What do you want the behaviour to be when there isn't enough entropy to provide high-quality random numbers? For cases where you need the random number right now, you probably just want the best-quality number available (urandom). For cases where it's an important random number you'll be using for a long time, like SSH/SSL key generation, you probably want to block until more entropy is available (random).
There's no such thing as a "low quality random number" from a CSPRNG. The outputs of a CSPRNG are either insecure, because the CSPRNG hasn't been seeded properly, or they're secure --- for all intents and purposes, forever. That's the problem with the old version of the Linux man page.
The new version of the man page resolves this problem, and says outright that urandom is the preferred interface, and that /dev/random is obsolete; applications that run during early boot time should instead use the system call interface.
> The outputs of a CSPRNG are either insecure, because the CSPRNG hasn't been seeded properly
In what sense is this not a "low quality random number"? Every CSPRNG I've seen will output numbers that pass many statistical tests for randomness even if seeded with e.g. zero - is that not a "low quality random number" in the usual sense of those words?
What they are getting at is that thinking of this in terms of the "quality of the randomness" is thinking about it in quite the wrong way that leads one right up the garden path; so stop even thinking about it like that. Discard that mental model.
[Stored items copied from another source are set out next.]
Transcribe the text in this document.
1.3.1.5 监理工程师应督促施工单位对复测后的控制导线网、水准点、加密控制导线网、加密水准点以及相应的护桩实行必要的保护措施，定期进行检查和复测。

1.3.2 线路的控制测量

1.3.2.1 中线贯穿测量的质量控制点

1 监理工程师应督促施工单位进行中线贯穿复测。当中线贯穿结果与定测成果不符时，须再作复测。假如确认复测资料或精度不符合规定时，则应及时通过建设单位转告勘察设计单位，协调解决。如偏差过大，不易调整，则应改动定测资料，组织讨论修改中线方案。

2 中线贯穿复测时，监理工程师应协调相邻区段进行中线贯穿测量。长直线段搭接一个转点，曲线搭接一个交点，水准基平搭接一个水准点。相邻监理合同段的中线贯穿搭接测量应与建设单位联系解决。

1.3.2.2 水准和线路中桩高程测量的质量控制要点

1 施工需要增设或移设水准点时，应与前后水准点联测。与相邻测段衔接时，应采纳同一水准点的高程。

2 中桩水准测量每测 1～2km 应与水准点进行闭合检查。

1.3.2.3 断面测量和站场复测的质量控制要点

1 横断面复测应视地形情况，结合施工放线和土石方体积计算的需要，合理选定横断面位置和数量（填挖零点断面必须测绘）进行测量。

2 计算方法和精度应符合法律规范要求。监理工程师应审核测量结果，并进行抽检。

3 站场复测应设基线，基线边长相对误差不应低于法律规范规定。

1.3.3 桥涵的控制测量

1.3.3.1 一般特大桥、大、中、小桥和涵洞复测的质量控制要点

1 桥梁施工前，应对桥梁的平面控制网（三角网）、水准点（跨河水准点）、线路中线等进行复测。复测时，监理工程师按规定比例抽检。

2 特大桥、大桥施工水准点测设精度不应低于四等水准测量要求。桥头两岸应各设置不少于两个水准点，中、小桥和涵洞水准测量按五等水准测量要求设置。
The randomness has the same quality. It's the same pseudo-random number generation algorithm. Only in one case, the world knows your seed value, and can predict anything that you do that derives from pseudo-randomness; whereas in the other case, the world does not know your seed value, should your seed value be discovered somehow you are regularly re-seeding anyway, and the world cannot predict your actions.
Is there a good reason why /dev/random AND /dev/urandom exist?